D’après ces résultats, certains poids lourds n’ont pas réussi à se faire réélire. C’est le cas de Rossy et Christine Razanamahasoa, deux anciens alliés du président qui sont tombés en disgrâce et se sont présentés comme indépendants. En revanche, d’autres candidats peu conventionnels ont surpris, notamment le journaliste renommé Gascar, qui a été élu avec plus de 30% des voix dans le 3e arrondissement de la capitale, éliminant ainsi tout candidat du parti présidentiel.

Lors de sa première participation aux élections législatives, Rina Randriamasinoro, le secrétaire général du TIM, le parti fondé par Marc Ravalomanana, remporte de manière écrasante le premier des deux sièges du 4e arrondissement de la capitale. Il sait déjà que le défi sera maintenant de convaincre les indépendants de rejoindre leur plateforme d’opposition. « Notre argument, c’est qu’il est nécessaire d’unir nos forces pour apporter du changement. Mais honnêtement, nous ne pouvons pas rivaliser avec les détenteurs du pouvoir en termes de financement. Donc, s’ils veulent continuer à pratiquer la corruption à l’Assemblée nationale, nous ne pourrons pas les battre.« 

Vainqueur lui aussi d’un siège dans le 1er arrondissement d’Antananarivo, Augustin Andriamananoro, ministre de la Culture démissionnaire, est convaincu que les indépendants n’hésiteront pas à rallier son parti présidentiel. « Je pense que beaucoup de ces indépendants étaient des candidats recalés de notre plateforme Irmar, parce que c’est vrai, on n’a pas pu donner le mandat officiel à tout le monde. Nous avons dû sélectionner des candidats. Or aujourd’hui, il y a déjà beaucoup d’indépendants qui rejoignent le camp présidentiel. Certains ont préféré jouer leur propre carte locale, avec les associations des maires, etc, et qui sont d’audience d’obédience native du TGV ou du Mapar », a déclaré Augustin Andriamananoro.

Et comme pour lui donner raison, le candidat indépendant Jacques Bruno Fils Goulamaly, fraichement élu à Antanimora sud, assure: «Auparavant, j’étais pro-Irmar. La discipline du parti ne m’a pas permis de me présenter. Alors, j’ai concouru en tant qu’indépendant. Mais maintenant, je vais revenir avec l’Irmar pour soutenir notre président, notre régime aussi».

Ces prochains jours, les alliances seront cruciales. Les candidats ont encore deux jours pour contester les résultats provisoires auprès de la Haute Cour constitutionnelle qui a déjà reçu plus d’une centaine de requêtes. La Cour devra y répondre avant d’annoncer les résultats définitifs au plus tard le 27 juin.

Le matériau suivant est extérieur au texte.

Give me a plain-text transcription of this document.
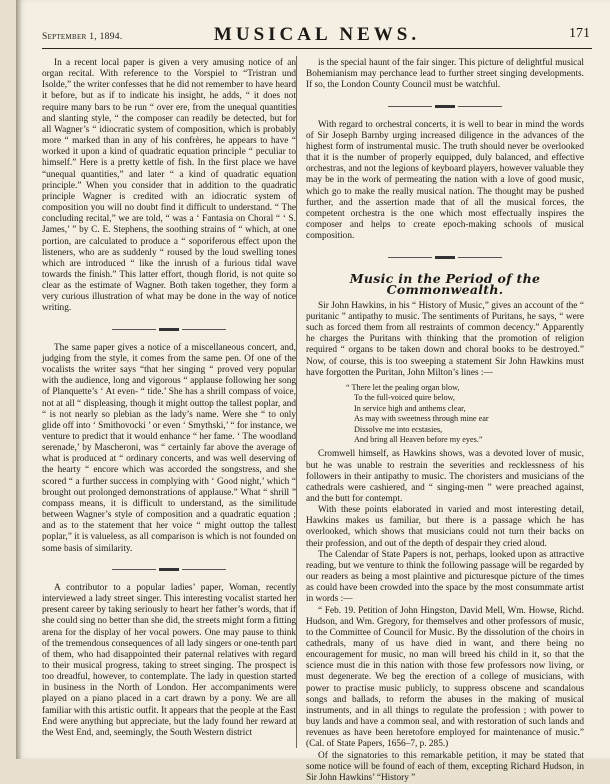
September 1, 1894.	MUSICAL NEWS.	171

In a recent local paper is given a very amusing notice of an organ recital. With reference to the Vorspiel to “Tristran und Isolde,” the writer confesses that he did not remember to have heard it before, but as if to indicate his insight, he adds, “ it does not require many bars to be run “ over ere, from the unequal quantities and slanting style, “ the composer can readily be detected, but for all Wagner’s “ idiocratic system of composition, which is probably more “ marked than in any of his confrères, he appears to have “ worked it upon a kind of quadratic equation principle “ peculiar to himself.” Here is a pretty kettle of fish. In the first place we have “unequal quantities,” and later “ a kind of quadratic equation principle.” When you consider that in addition to the quadratic principle Wagner is credited with an idiocratic system of composition you will no doubt find it difficult to understand. “ The concluding recital,” we are told, “ was a ‘ Fantasia on Choral “ ‘ S. James,’ ” by C. E. Stephens, the soothing strains of “ which, at one portion, are calculated to produce a “ soporiferous effect upon the listeners, who are as suddenly “ roused by the loud swelling tones which are introduced “ like the inrush of a furious tidal wave towards the finish.” This latter effort, though florid, is not quite so clear as the estimate of Wagner. Both taken together, they form a very curious illustration of what may be done in the way of notice writing.

The same paper gives a notice of a miscellaneous concert, and, judging from the style, it comes from the same pen. Of one of the vocalists the writer says “that her singing “ proved very popular with the audience, long and vigorous “ applause following her song of Planquette’s ‘ At even- “ tide.’ She has a shrill compass of voice, not at all “ displeasing, though it might outtop the tallest poplar, and “ is not nearly so plebian as the lady’s name. Were she “ to only glide off into ‘ Smithovocki ’ or even ‘ Smythski,’ “ for instance, we venture to predict that it would enhance “ her fame. ‘ The woodland serenade,’ by Mascheroni, was “ certainly far above the average of what is produced at “ ordinary concerts, and was well deserving of the hearty “ encore which was accorded the songstress, and she scored “ a further success in complying with ‘ Good night,’ which “ brought out prolonged demonstrations of applause.” What “ shrill ” compass means, it is difficult to understand, as the similitude between Wagner’s style of composition and a quadratic equation ; and as to the statement that her voice “ might outtop the tallest poplar,” it is valueless, as all comparison is which is not founded on some basis of similarity.

A contributor to a popular ladies’ paper, Woman, recently interviewed a lady street singer. This interesting vocalist started her present career by taking seriously to heart her father’s words, that if she could sing no better than she did, the streets might form a fitting arena for the display of her vocal powers. One may pause to think of the tremendous consequences of all lady singers or one-tenth part of them, who had disappointed their paternal relatives with regard to their musical progress, taking to street singing. The prospect is too dreadful, however, to contemplate. The lady in question started in business in the North of London. Her accompaniments were played on a piano placed in a cart drawn by a pony. We are all familiar with this artistic outfit. It appears that the people at the East End were anything but appreciate, but the lady found her reward at the West End, and, seemingly, the South Western district

is the special haunt of the fair singer. This picture of delightful musical Bohemianism may perchance lead to further street singing developments. If so, the London County Council must be watchful.

With regard to orchestral concerts, it is well to bear in mind the words of Sir Joseph Barnby urging increased diligence in the advances of the highest form of instrumental music. The truth should never be overlooked that it is the number of properly equipped, duly balanced, and effective orchestras, and not the legions of keyboard players, however valuable they may be in the work of permeating the nation with a love of good music, which go to make the really musical nation. The thought may be pushed further, and the assertion made that of all the musical forces, the competent orchestra is the one which most effectually inspires the composer and helps to create epoch-making schools of musical composition.

Music in the Period of the Commonwealth.

Sir John Hawkins, in his “ History of Music,” gives an account of the “ puritanic ” antipathy to music. The sentiments of Puritans, he says, “ were such as forced them from all restraints of common decency.” Apparently he charges the Puritans with thinking that the promotion of religion required “ organs to be taken down and choral books to be destroyed.” Now, of course, this is too sweeping a statement Sir John Hawkins must have forgotten the Puritan, John Milton’s lines :—

“ There let the pealing organ blow,
To the full-voiced quire below,
In service high and anthems clear,
As may with sweetness through mine ear
Dissolve me into ecstasies,
And bring all Heaven before my eyes.”

Cromwell himself, as Hawkins shows, was a devoted lover of music, but he was unable to restrain the severities and recklessness of his followers in their antipathy to music. The choristers and musicians of the cathedrals were cashiered, and “ singing-men ” were preached against, and the butt for contempt.

With these points elaborated in varied and most interesting detail, Hawkins makes us familiar, but there is a passage which he has overlooked, which shows that musicians could not turn their backs on their profession, and out of the depth of despair they cried aloud.

The Calendar of State Papers is not, perhaps, looked upon as attractive reading, but we venture to think the following passage will be regarded by our readers as being a most plaintive and picturesque picture of the times as could have been crowded into the space by the most consummate artist in words :—

“ Feb. 19. Petition of John Hingston, David Mell, Wm. Howse, Richd. Hudson, and Wm. Gregory, for themselves and other professors of music, to the Committee of Council for Music. By the dissolution of the choirs in cathedrals, many of us have died in want, and there being no encouragement for music, no man will breed his child in it, so that the science must die in this nation with those few professors now living, or must degenerate. We beg the erection of a college of musicians, with power to practise music publicly, to suppress obscene and scandalous songs and ballads, to reform the abuses in the making of musical instruments, and in all things to regulate the profession ; with power to buy lands and have a common seal, and with restoration of such lands and revenues as have been heretofore employed for maintenance of music.” (Cal. of State Papers, 1656–7, p. 285.)

Of the signatories to this remarkable petition, it may be stated that some notice will be found of each of them, excepting Richard Hudson, in Sir John Hawkins’ “History ”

Un scrutin marqué par des contestations

Durant son discours, le président de la CENI, Dama Arsène Andrianarisedo, a toutefois mis en avant les réformes appliquées par la structure qu’il dirige au cours de ces élections législatives, dont la formation de tous les membres de bureau de vote, la mise en place d’isoloirs conformes aux normes de transparence, ou encore l’utilisation de tablettes et smartphones pour accélérer la publication des résultats. Toujours selon la CENI, le taux de participation à ces scrutins est de 48,03% sur tout l’ensemble du territoire.

Ces scrutins ont été marqués par la profusion de contestations aussi bien des candidats du parti au pouvoir que ceux de l’Opposition qui s’accusent de fraudes. A la sortie de la cérémonie de proclamation des chiffres provisoires, le leader de l’Opposition, Marc Ravalomanana, pointe du doigt des violations de la Constitution et des fraudes.